Thankfully, the wait was worth it. Devised and written by Oscar winning Emerald Fennell and directed by Laurence Connor, this retelling of the classic story is fresh and contemporary. Gone is the meek downtrodden Disney princess, this Cinderella knows her own mind and has plenty of sass. Carrie Hope Fletcher has been involved with the project from the start and she is perfectly cast with a strikingly powerful voice and charming demeanor. Although many of the characters we recognise, the story meanders away from the fairy tale early in the first act with the introduction of Prince Sebastian (Charming’s younger, self conscious brother) as Cinderella’s friend and confidant. Understudy Michael Hamway took on this role last night with aplomb and the audience took him to their hearts when he sang the ballad Only You, Lonely You.

The supporting cast are without fault, a quintet of actresses enhance the show with their humorous one-liners and impeccable timing. Rebecca Trehearn as The Queen of the Belleview and Victoria Hamilton-Barritt as Cinderella’s stepmother complement each other beautifully and Georgina Castle and Laura Baldwin team up to play not so ugly but incredibly vain stepsisters Marie and Adele.
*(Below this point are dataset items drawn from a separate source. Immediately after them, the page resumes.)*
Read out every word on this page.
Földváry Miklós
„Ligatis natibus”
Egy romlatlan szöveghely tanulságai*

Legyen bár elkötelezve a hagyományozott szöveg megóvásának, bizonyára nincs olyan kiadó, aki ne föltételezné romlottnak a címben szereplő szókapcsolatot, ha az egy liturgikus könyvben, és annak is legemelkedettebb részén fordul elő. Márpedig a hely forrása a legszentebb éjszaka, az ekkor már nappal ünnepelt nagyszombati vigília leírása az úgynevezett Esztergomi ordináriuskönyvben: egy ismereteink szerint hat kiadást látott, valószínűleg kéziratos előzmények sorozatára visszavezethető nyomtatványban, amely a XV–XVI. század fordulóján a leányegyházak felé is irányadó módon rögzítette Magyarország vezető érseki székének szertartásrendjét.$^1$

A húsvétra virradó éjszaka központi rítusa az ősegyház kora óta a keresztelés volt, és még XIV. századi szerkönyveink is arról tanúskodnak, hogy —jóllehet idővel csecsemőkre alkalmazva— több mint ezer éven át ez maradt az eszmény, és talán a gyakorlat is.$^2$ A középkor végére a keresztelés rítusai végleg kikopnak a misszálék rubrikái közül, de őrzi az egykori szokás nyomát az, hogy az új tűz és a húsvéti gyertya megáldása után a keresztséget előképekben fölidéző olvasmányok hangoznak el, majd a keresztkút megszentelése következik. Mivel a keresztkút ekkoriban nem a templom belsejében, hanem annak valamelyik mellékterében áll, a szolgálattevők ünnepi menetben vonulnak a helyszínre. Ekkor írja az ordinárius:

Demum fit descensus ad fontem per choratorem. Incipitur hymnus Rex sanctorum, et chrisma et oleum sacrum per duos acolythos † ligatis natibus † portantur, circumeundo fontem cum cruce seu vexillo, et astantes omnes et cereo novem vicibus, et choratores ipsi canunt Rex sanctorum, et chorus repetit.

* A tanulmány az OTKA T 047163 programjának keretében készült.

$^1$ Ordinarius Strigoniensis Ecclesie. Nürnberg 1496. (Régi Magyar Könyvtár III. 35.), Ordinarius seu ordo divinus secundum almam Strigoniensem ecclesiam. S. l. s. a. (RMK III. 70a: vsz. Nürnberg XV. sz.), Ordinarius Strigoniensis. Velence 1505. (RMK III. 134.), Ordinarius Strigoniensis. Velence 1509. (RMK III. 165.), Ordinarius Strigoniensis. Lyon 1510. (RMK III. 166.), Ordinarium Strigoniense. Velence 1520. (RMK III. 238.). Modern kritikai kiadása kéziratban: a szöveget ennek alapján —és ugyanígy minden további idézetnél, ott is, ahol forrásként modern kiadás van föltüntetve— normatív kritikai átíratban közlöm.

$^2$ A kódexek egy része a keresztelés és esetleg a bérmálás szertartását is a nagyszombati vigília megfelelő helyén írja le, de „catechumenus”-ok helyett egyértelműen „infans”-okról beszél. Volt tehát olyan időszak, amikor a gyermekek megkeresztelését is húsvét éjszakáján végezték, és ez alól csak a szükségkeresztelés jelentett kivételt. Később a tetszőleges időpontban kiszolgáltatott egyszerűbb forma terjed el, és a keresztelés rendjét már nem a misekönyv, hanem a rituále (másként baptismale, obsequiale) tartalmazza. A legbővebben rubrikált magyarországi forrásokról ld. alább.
Cinderella’s fairy saviour is replaced by ‘the godmother’ Gloria Onitiri weaving her magic in quite an alternative fashion.

It is during the second act that the show really comes together. There is real growth in the character storylines and there are continual plot twists that keep you guessing. You cannot help having a beaming smile on your face as show reaches its conclusion.

The set and costume designer Gabriela Tylesove has created a visual feast for the eyes which is enhanced by Bruno Poet’s stunning lighting. Lloyd Webber’s music is varied and catchy with more than a little resemblance to Disney showstoppers and the waltz at the ball was particularly beautiful. David Zippel‘s lyrics were entertaining and suits the style of the show.

Cinderella is the musical that the West End needs at the moment, family friendly, diversely cast, deliciously pleasing to the eye with songs that you find yourself humming for days. It has tonnes of appeal and now it has finally made it to the stage will hopefully run for many months.